Scientists collect samples in Death Valley National Park. The researchers analyzed thousands of microbial genomes and discovered that two common groups produce energy using ancient methods that may predate the development of breathing. Photo credit: Ramunas Stepanauskas
Researchers analyze thousands of microbial genomes and discover that two common groups produce energy using ancient methods that may predate the development of breathing.
A new scientific study has revealed unique life strategies of two main groups of microbes that live beneath the earth’s surface. A publication in Limits in Microbiology reports that these groups, originally believed to be based on symbiotic relationships with other organisms, may also live independently, using an ancient way of producing energy.
“These microbes, belonging to the Patescibacteria and DPANN groups, are really special, really exciting examples of early life,” said Ramunas Stepanauskas, senior scientist at the Bigelow Laboratory for Ocean Sciences and author of the paper. “They could be remnants of ancient life forms that have been hiding and thriving underground for billions of years.”
Stepanauskas led a research team that used advanced molecular techniques and bioinformatics to analyze thousands of microbial genomes and learn about their evolutionary history. Reading their genetic code revealed that these two groups of abundant microbes cannot breathe to synthesize ATP, the common energy currency of life.
The team found that these microbes, who live in a variety of environments inside the Earth, appear to gain energy only through the fermentation process. Many organisms are capable of fermentation, including humans, when their muscles run out of oxygen during intense exercise – but they only use it as an extra source of energy.
“Our results show that Patescibacteria and DPANN are ancient life forms that may never have learned how to breathe,” said Stepanauskas. “These two major branches of the evolutionary tree of life make up a large part of the total microbial diversity on the planet – and yet they lack some of the capabilities that are normally expected in any life form.”
The researchers found that the youngest common ancestors of these two lines could not breathe, just like their modern descendants. There was no oxygen in the atmosphere for the first two billion years of Earth’s existence. Today, oxygen is a key component of the Earth’s atmosphere and essential to the life it can support – but conditions have not changed just a few hundred feet underground, and this recent discovery suggests that some underground life has not either .
Scientists had previously speculated that because Patescibacteria and DPANN have very simple genetic traits and very simple metabolism, they must live symbiotically and rely on host organisms to survive. In the new study, the research team found no evidence that Patescibacteria and DPANN are dominated by symbionts – most of them appear to live as free cells and rely on the primitive fermentation pathway to supply themselves with energy.
“Dependence on other organisms is a characteristic of life,” said Jacob Beam, former postdoctoral fellow at Bigelow Laboratory and lead author of the study. “There are no absolute values in biology, and our research shows that microbes can vary along the spectrum of interdependencies.”
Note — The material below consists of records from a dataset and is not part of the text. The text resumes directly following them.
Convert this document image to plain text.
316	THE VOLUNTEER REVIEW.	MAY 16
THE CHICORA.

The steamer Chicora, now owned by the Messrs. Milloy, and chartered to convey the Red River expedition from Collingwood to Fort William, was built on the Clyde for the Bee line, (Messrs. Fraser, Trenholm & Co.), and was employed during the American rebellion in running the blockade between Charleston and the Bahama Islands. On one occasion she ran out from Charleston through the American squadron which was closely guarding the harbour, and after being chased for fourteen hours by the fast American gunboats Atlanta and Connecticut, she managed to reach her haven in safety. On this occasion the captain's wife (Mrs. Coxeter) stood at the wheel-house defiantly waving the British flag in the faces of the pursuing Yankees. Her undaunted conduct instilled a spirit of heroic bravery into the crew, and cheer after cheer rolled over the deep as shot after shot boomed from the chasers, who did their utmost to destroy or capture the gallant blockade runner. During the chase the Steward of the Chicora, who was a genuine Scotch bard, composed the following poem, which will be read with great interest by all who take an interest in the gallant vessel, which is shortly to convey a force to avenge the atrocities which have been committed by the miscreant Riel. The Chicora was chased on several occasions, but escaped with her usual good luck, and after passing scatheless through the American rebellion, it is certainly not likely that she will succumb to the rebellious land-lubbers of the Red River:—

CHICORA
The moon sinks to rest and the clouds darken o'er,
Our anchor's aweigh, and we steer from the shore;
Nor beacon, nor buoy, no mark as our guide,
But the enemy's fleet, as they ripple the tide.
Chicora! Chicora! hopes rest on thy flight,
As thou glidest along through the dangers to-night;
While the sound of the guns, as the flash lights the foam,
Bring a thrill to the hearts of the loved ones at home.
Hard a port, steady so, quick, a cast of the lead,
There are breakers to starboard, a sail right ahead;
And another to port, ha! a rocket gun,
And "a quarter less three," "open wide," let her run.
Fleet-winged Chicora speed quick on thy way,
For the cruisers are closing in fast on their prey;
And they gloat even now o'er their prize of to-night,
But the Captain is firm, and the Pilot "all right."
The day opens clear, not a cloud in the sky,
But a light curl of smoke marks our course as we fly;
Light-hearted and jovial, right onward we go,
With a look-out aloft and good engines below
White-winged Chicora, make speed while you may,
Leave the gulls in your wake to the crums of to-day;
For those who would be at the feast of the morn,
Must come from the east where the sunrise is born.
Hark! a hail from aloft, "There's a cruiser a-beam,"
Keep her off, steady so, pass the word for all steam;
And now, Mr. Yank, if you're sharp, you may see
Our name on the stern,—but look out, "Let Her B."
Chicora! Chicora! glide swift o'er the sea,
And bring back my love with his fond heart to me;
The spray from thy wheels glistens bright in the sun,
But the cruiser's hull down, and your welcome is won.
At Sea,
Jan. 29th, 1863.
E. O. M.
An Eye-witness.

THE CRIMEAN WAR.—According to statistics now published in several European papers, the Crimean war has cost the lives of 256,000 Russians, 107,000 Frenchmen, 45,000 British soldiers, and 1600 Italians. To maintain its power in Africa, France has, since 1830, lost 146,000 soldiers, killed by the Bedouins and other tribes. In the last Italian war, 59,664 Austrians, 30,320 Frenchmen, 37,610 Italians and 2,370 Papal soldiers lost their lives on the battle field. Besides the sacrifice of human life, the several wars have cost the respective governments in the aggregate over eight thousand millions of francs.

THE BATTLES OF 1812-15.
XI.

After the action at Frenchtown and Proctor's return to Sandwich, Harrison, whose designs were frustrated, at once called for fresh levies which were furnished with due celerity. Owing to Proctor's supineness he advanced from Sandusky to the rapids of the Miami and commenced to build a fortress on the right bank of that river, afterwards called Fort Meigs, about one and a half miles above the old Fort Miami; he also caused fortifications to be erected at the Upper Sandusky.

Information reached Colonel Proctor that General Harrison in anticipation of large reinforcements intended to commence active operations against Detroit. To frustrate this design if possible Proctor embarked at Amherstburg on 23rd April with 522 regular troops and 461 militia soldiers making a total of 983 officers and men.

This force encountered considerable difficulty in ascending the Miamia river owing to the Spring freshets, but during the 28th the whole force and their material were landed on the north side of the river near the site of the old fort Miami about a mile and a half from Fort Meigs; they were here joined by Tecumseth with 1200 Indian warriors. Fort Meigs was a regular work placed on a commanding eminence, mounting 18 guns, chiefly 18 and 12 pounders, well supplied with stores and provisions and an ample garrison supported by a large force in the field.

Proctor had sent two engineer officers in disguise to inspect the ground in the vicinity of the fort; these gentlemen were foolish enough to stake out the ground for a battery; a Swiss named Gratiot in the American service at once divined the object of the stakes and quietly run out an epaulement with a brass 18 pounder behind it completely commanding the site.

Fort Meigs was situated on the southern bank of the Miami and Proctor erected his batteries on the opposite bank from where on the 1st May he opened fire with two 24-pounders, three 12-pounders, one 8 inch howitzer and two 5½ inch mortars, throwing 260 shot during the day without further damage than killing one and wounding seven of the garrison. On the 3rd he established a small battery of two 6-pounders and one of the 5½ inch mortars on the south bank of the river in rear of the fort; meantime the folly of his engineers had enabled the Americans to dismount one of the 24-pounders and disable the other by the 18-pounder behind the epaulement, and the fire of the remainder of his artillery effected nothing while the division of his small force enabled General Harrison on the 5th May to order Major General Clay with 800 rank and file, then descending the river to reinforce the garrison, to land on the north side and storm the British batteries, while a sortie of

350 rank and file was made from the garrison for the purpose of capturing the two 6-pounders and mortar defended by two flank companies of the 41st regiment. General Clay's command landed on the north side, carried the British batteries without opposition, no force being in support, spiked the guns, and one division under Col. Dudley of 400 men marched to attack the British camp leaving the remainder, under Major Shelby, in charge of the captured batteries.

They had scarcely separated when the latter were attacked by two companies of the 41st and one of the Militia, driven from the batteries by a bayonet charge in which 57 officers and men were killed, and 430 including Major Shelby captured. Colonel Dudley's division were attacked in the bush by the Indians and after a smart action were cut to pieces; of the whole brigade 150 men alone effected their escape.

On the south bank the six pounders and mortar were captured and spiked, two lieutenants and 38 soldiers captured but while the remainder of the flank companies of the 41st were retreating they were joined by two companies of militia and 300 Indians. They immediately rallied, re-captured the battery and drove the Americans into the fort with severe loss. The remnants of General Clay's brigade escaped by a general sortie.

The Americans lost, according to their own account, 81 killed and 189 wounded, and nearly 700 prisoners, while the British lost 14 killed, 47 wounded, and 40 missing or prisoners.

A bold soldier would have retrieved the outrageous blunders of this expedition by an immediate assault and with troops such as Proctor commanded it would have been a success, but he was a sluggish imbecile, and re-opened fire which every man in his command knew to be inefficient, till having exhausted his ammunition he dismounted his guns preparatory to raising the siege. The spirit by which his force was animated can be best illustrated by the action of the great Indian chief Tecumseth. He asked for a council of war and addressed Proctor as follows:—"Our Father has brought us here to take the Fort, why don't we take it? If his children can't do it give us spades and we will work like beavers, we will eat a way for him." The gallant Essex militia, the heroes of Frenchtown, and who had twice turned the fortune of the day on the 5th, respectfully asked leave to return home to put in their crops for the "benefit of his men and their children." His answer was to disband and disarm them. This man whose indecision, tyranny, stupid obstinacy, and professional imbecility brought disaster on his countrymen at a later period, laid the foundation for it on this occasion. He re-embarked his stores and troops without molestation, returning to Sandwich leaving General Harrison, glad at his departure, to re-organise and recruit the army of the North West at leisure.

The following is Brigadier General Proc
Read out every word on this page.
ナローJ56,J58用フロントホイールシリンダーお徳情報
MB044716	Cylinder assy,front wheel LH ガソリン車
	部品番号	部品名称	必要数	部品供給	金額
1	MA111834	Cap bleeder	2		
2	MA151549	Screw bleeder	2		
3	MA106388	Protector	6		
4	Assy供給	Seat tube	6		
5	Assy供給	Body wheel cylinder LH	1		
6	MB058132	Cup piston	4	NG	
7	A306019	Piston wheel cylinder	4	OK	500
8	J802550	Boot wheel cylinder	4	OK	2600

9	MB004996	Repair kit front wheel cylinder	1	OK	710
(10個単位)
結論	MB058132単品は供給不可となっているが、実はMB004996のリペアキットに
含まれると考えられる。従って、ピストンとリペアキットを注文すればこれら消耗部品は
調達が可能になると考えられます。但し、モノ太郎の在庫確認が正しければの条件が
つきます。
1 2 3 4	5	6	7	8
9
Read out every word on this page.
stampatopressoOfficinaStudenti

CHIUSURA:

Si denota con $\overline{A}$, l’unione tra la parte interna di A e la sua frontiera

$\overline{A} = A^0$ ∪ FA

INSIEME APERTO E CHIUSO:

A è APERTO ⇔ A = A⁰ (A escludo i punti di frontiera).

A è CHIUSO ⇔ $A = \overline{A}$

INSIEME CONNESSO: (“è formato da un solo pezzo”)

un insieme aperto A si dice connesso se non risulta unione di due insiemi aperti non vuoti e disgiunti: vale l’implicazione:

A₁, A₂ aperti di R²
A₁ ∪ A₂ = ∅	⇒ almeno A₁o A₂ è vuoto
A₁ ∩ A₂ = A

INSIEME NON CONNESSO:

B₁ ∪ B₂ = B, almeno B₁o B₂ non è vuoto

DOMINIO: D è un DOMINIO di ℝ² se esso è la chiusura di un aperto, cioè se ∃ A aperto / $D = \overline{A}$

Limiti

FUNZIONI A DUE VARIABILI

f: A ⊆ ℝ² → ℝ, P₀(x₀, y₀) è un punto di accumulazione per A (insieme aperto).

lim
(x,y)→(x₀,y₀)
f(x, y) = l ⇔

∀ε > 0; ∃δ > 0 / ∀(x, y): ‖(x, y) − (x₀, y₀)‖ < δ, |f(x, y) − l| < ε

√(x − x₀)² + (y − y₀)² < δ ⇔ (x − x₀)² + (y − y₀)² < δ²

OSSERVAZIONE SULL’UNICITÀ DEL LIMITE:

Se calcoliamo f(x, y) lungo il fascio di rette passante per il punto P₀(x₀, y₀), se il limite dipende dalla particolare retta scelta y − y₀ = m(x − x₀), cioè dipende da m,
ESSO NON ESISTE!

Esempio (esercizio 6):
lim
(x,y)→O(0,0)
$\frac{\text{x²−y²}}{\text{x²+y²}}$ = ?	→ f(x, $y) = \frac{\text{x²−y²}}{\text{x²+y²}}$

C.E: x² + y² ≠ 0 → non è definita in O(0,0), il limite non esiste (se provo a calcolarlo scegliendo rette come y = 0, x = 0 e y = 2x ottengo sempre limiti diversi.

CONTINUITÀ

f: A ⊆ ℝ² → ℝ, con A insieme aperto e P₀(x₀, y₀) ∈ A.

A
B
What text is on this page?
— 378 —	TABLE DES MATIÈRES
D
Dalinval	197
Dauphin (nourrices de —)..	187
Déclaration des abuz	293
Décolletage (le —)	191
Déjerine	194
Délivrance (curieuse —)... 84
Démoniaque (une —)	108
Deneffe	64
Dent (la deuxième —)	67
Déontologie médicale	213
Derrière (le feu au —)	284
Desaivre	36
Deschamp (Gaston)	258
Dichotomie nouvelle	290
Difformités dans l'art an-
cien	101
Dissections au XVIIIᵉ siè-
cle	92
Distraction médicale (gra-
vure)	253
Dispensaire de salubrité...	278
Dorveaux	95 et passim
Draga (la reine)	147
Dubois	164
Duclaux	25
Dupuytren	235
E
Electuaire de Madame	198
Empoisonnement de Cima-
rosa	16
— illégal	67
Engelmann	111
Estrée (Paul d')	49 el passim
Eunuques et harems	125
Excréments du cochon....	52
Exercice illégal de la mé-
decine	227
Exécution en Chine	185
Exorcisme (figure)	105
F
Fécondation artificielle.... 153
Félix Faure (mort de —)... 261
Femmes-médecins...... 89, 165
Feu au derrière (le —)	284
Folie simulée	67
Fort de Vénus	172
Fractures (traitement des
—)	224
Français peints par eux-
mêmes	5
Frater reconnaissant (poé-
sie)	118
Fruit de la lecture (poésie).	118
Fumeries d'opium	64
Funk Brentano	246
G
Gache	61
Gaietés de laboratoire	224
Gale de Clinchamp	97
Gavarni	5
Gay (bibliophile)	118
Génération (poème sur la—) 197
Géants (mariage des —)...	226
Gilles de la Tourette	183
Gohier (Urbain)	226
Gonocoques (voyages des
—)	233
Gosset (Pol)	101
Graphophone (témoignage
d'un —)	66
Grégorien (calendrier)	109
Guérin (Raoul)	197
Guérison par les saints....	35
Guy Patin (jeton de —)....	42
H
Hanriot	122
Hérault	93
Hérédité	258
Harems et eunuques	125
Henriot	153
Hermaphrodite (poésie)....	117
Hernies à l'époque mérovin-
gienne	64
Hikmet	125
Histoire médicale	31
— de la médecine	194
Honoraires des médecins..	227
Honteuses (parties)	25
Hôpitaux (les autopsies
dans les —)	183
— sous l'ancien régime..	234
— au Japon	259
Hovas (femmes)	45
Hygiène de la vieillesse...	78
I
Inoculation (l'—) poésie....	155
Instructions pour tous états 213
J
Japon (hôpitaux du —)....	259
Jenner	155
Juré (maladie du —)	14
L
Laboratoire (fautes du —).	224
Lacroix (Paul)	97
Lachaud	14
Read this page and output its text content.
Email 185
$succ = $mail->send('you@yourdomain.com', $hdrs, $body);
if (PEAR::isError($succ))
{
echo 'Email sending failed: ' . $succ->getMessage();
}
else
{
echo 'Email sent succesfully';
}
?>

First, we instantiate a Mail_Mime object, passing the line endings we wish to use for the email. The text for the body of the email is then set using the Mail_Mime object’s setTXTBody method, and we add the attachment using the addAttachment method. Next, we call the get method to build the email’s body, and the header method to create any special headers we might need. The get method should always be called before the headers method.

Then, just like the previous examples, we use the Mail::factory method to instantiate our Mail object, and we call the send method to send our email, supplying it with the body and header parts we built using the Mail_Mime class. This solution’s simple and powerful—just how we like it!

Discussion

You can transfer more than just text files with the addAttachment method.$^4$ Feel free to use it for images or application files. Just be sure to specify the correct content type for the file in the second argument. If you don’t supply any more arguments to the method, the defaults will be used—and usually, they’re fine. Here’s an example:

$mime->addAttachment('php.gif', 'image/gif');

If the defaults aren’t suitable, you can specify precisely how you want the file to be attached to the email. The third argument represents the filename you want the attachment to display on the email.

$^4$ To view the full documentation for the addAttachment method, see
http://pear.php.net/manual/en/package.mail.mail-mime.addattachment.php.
Scientists analyzed microbes from various environments around the globe, including a mud volcano at the bottom of the Mediterranean, hydrothermal springs in the Pacific and the world’s deepest gold mines in South Africa. Bigelow Laboratory’s bioinformatics scientist Julie Brown, research scientist Nicole Poulton, former postdocs Eric Becraft and Oliver Bezuidt, and student research experience intern Kayla Clark worked on this project along with an international team of scientists dedicated to field research, Computer analysis contributed to the laboratory and work.
These findings not only reveal the inner workings of the subsurface of the earth and the development of life, but can also provide a model system for what life on other planets could look like. Environments Mars and other bodies in the solar system are likely to resemble the subsurface of the earth, and Patescibacteria and DPANN are examples of life that seem to require very little energy to survive, which scientists expect as a prerequisite for life on other planets.
“This project would not have been possible without the collaboration of this diverse group of scientists who collect samples and pool their expertise around the world,” said Beam. “With a global group of scientists working together, we know more about the inner workings of these microbes that make up much of the total biodiversity on our planet.”
Reference: “Ancestral Absence of Electron Transport Chains in Patescibacteria and DPANN” by Jacob P. Beam, Eric D. Becraft, Julia M. Brown, Frederik Schulz, Jessica K. Jarett, Oliver Bezuidt, Nicole J. Poulton, Kayla Clark, Peter F. Dunfield , Nikolai V. Ravin, John R. Spear, Brian P. Hedlund, Konstantinos A. Kormas, Stefan M. Sievert, Mostafa S. Elshahed, Hazel A. Barton, Matthew B. Stott, Jonathan A. Eisen, Duane P. Moser , Tullis C. Onstott, Tanja Woyke and Ramunas Stepanauskas, August 17, 2020, Limits in Microbiology.
DOI: 10.3389 / fmicb.2020.01848
This work was funded by the National Science Foundation, the US Department of Energy, the Simons Foundation, the Russian Science Foundation, and the National Aeronautics and Space Administration.